-- "И с водкой", -- подхватил Александр Иванович и невольно подумал: "Что это я? Или я клюнул на бред? Отозвался, откликнулся?" Тут же мысленно он решил окончательно отмежеваться от ахинеи; если он ахинею эту не разложит сознанием тотчас же, то сознание самое разложится в ахинею.
-- "Нет-с: с водкою вы в сознание ваше меня только вводите... Не с водкою, а с водой проглатываете бациллы, а я -- не бацилла; и -- ну вот: не имея надлежащего паспорта, вы подвергаетесь всем возможным последствиям: с первых же дней вашего петербургского пребывания у вас не варит желудок; вам грозит холерина... Далее следуют казусы, от которых не избавят ни просьбы, ни жалобы в петербургский участок; желудок не варит?.. Но -- капли доктора Иноземцева?!..20 Угнетает тоска, галлюцина ции, мрачность -- все следствия холерины -- идите же в Фарс... Поразвлекитесь немного... А скажите мне, Александр Иваныч, по дружбе, -- ведь галлюцинациями-таки страдаете вы?"
-- "Да это уж издевательство надо мною", -- подумал Александр Иванович.
-- "Вы страдаете галлюцинацией -- относительно их выскажется не пристав, а психиатр... Словом, жалобы ваши, обращенные в видимый мир, останутся без последствий, как вообще всякие жалобы: ведь в видимом мире мы, признаться сказать, не живем... Трагедия нашего положения в том, что мы все-таки -- в мире невидимом; словом, жалобы в видимый мир останутся без последствий; и, стало быть, остается вам подать почтительно просьбу в мир теней".
-- "А есть и такой?" -- с вызовом выкрикнул Александр Иванович, собираясь выскочить из каморки и припереть посетителя, становившегося все субтильней: в эту комнату вошел плотный молодой человек, имеющий три измерения; прислонившись к окну, он стал просто контуром (и вдобавок -- двухмерным); далее: стал он тонкою слойкою черной копоти, наподобие той, которая выбивает из лампы, если лампа плохо обрезана; а теперь эта черная оконная копоть, образующая человеческий контур, вся как-то серая, истлевала в блещущую луною золу; и уже зола отлетала: контур весь покрылся зелеными пятнами -- просветами в пространства луны; словом: контура не было.

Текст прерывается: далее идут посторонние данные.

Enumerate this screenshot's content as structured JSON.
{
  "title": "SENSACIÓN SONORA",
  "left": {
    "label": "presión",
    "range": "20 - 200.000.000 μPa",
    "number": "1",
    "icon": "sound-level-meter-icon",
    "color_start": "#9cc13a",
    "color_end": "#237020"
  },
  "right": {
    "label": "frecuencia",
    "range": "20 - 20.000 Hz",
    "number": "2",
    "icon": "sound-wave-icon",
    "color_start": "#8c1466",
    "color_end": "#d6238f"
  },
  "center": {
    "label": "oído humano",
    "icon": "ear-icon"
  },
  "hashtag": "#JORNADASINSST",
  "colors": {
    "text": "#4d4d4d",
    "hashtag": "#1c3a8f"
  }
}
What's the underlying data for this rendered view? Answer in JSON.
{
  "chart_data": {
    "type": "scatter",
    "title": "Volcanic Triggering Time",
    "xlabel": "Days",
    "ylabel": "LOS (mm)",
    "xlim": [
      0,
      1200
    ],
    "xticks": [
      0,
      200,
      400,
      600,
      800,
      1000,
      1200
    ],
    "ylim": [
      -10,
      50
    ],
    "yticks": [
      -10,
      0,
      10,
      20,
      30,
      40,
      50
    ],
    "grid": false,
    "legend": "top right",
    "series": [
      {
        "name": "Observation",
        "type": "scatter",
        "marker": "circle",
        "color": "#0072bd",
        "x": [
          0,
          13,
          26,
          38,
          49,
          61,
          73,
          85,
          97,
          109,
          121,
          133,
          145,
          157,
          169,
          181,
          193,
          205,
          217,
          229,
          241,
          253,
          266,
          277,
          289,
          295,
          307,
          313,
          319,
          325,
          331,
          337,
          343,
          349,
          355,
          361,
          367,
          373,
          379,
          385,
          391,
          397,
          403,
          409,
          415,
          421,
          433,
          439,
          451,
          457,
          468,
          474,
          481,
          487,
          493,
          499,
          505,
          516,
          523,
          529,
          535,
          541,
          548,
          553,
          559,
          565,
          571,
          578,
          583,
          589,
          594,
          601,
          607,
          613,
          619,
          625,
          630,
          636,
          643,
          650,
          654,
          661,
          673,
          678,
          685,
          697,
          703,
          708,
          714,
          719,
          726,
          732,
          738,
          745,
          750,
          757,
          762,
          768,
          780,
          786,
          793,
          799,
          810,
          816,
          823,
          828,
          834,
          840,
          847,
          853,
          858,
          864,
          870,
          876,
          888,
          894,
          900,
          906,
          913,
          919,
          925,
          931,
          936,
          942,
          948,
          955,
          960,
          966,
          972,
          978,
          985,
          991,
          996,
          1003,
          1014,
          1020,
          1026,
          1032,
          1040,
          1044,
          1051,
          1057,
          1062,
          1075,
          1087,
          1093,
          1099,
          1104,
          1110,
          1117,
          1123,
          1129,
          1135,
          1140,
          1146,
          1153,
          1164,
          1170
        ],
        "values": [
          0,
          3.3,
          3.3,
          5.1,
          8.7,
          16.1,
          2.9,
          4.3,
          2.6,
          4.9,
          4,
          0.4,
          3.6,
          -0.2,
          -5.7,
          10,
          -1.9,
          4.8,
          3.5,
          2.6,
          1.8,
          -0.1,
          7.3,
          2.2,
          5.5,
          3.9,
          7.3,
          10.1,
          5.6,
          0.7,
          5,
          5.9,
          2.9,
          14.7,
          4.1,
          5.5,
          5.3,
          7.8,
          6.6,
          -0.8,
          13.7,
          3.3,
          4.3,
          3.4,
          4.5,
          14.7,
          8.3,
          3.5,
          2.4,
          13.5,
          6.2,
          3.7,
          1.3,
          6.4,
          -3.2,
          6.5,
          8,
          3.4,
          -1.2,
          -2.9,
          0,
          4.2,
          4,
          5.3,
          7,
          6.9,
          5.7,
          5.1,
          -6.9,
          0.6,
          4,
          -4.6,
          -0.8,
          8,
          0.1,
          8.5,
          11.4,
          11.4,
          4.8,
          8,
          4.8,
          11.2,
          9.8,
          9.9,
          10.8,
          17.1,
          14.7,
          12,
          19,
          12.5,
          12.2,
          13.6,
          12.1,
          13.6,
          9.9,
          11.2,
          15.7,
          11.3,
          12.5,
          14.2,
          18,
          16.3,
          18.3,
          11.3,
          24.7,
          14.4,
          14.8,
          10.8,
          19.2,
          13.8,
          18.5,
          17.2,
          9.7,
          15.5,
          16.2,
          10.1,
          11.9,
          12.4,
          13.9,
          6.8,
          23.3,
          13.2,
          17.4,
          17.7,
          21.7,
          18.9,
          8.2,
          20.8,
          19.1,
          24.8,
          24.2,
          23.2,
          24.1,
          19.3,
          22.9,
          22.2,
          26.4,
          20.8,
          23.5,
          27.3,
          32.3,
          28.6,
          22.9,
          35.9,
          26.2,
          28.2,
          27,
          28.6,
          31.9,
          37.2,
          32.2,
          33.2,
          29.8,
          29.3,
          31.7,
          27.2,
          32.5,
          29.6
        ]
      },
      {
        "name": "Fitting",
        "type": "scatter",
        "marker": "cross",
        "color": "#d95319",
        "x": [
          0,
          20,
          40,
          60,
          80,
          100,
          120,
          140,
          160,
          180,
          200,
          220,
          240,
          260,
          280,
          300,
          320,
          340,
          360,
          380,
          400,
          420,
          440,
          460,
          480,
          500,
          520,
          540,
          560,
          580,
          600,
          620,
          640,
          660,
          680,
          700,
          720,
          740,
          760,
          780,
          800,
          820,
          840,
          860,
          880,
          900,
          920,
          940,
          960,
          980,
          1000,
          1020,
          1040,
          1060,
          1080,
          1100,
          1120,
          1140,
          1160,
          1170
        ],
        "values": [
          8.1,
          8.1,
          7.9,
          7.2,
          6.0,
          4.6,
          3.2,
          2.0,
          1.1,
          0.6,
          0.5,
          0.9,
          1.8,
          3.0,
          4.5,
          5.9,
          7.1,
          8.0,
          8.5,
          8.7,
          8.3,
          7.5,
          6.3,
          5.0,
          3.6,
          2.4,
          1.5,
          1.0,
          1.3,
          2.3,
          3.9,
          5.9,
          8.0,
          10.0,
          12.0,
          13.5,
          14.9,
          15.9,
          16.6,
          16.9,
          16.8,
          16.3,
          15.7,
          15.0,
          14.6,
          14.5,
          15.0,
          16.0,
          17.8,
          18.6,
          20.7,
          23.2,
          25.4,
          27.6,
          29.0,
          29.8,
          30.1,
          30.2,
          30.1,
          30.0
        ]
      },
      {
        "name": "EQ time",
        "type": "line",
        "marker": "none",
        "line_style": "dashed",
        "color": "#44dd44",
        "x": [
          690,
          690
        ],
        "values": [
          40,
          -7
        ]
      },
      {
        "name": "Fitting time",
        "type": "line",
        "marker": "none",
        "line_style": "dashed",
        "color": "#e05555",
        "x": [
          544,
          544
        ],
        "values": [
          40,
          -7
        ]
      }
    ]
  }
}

Явное дело -- здесь имело место разложение
самой материи; материя эта превратилась вся, без остатка, в звуковую субстанцию, оглушительно трещавшую -- только вот где? Александру Ивановичу казалось, что трещала она -- в нем самом.
-- "Вы, господин Шишнарфнэ", -- говорил Александр Иванович, обращаясь к пространству (Шишнарфнэ-то ведь уже не было), -- "может быть являетесь паспортистом потустороннего мира?"
-- "Оригинально", -- трещал, отвечая себе самому Александр Иванович, -- верней трещало из Александра Ивановича... -- "Петербург имеет не три измеренья -- четыре; четвертое -- подчинено неизвестно сти и на картах не отмечено вовсе, разве что точкою, ибо точка есть место касания плоскости этого бытия к шаровой поверхности громадного астрального космоса; так любая точка петербургских пространств во мгновение ока способна выкинуть жителя этого измерения, от которого не спасает стена; так минуту пред тем я был там -- в точках, находящихся на подоконнике, а теперь появился я..."
-- "Где?" -- хотел воскликнуть Александр Иванович, но воскликнуть не мог, потому что воскликнуло его горло:
-- "Появился я... из точки вашей гортани..."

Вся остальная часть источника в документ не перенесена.